Question

An electron is accelerated from rest through a potential difference of $Vvolt$. If the de Broglie wavelength of the electron is $1.227\times {10}^{-2}nm$, the potential difference is

Answer 1

Step 1: Given data

1. The potential difference of the electron is $Vvolt.$
2. The de Broglie wavelength of the electron is $\lambda =1.227\times {10}^{-2}nm.$

Step 2: De Broglie wavelength

1. The De Broglie wavelength of a particle of mass $m$ and velocity $v$ is defined by the form, $\lambda =\frac{h}{mv}$, where, $h$ is the Plank constant.
2. Another form of de Broglie wave is $\lambda =\frac{1.227}{\sqrt{V}}nm$, where, V is the voltage of the electron.

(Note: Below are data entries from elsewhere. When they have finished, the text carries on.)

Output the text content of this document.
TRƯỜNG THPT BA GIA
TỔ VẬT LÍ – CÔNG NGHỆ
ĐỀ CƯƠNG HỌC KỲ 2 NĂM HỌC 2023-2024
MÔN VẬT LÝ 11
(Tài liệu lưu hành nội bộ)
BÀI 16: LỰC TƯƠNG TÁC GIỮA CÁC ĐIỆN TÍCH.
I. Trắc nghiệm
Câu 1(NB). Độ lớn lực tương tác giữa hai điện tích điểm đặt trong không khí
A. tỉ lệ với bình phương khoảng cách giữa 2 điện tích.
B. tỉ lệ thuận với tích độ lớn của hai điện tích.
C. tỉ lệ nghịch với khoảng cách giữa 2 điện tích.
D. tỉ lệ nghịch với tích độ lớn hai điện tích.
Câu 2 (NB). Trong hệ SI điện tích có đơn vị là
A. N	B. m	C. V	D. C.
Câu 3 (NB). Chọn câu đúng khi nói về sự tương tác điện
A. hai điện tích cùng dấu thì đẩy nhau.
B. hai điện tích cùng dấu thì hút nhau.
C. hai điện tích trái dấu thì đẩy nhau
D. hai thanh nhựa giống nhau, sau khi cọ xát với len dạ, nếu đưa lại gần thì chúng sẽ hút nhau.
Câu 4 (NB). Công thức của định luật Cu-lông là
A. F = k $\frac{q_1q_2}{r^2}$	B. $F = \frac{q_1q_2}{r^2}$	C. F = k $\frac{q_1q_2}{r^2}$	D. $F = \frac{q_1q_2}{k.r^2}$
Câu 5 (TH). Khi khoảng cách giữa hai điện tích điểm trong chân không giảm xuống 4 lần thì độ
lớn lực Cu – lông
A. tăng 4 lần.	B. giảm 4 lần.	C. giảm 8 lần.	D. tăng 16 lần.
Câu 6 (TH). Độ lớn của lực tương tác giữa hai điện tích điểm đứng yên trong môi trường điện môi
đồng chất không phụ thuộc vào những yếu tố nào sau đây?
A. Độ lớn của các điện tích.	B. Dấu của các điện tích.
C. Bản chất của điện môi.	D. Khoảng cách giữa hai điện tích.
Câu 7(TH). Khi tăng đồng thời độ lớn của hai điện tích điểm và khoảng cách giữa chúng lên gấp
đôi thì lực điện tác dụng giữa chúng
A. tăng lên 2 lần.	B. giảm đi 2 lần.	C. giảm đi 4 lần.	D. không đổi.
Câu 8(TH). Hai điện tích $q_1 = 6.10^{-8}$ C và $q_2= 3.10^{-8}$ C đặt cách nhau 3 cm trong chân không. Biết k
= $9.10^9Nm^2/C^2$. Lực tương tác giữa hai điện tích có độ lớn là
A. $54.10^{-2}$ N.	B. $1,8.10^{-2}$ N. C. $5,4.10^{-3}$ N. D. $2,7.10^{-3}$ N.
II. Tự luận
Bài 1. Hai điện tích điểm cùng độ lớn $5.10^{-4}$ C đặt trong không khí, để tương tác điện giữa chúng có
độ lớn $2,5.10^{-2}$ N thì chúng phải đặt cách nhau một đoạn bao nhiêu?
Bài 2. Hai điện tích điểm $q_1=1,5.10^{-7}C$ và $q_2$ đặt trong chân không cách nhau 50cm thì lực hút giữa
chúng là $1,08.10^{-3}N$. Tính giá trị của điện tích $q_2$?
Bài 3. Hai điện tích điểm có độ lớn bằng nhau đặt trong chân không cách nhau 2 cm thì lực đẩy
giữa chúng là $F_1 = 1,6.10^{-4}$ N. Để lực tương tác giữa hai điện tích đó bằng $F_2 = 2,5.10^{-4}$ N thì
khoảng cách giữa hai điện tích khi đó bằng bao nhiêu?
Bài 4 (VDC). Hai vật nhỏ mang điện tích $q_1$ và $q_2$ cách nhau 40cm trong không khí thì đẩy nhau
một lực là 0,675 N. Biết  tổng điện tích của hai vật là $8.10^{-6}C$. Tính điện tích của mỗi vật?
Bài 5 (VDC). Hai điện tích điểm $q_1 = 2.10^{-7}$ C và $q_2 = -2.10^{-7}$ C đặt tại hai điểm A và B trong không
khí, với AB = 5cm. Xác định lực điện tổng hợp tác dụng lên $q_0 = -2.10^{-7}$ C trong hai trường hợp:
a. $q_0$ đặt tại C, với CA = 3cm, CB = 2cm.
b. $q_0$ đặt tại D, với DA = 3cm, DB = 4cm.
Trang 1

Step 3: Finding the potential difference

As we know, the de Broglie wavelength is, $\lambda =\frac{1.227}{\sqrt{V}}nm$.

So,

$$\begin{gathered} V={\left(\frac{1.227}{\lambda }\right)}^2={\left(\frac{1.227}{1.227\times {10}^{-2}}\right)}^2 \\ orV={10}^{4}volt. \end{gathered}$$

Therefore, the potential difference is ${10}^{4}volt.$